As an offshoot of the First Family’s huge business network, it makes sense that Trump Winery puts Americans first. That seemed to be the case when the Virginia-based vineyard needed more workers. It recently put out a call for applications for workers on the field. There was just one, little problem: Americans didn’t want the jobs.
Trump Winery has since done a little turn-around on their call for applications, extending it instead to foreign workers. Perhaps not exactly what President Donald Trump had in mind when he campaigned about “making America great again”.
No Domestic Interest
Established in 1999, Trump Winery is a 1,300-acre estate nestled in the foothills of the Blue Ridge Mountains. Eric Trump, Donald’s son, is the owner. It is also the largest vineyard on the American East Coast, which makes its need for more hands on deck rather sensible.
But Atty.
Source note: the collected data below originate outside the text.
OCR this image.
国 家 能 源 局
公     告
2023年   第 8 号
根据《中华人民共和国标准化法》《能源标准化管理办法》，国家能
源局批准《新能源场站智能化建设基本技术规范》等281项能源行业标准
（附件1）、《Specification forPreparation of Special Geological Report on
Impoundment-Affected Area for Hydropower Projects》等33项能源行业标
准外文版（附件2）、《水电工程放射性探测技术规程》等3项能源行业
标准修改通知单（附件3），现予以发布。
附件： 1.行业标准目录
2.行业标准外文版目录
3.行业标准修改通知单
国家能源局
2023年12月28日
Libby Whitely, who has worked with Trump Winery employees, has admitted to Daily Progress newspaper that it’s been difficult to find just that. It’s hard to say whether this has been due to the nature of the job (planting and harvesting), or simply an extension of the boycotts on Trump businesses. The President’s first few months in presidency have been some of the most divisive and politically charged ever. That may have translated into a lack of local interest in employment under the Trump name.
Instead, Trump Winery has applied for a total of 29 foreign-born workers, through the federal H2-A work visa program, Denver Post reports.
The H2-A program allows companies seeking additional manpower to temporarily hire foreign-born agricultural workers. Companies who aim to do this must prove that they’ve experienced difficulties in acquiring local manpower. This includes having produced newspaper ads in the areas where workers will be stationed.
Even Foreigners Don’t Want It
The next obstacle that the winery needs to hurdle? The apparent lack of interest coming in from abroad, too. It was assumed that once Trump had opened the doors to foreigners, applications would no longer be a problem. Instead, they’ve found similar disinterest from abroad as well.
According to Whitely, only 13 applications came in. Those applications came from the likes of the Philppines, Indonesia, Kenya, and Nigeria. However, the number falls short of the 29 that the company needs.
The H2-A program mandates that workers must be paid at least $10.72 an hour for vineyard farm workers. They must also be provided housing and transportation, should they be required to be away from their residence overnight.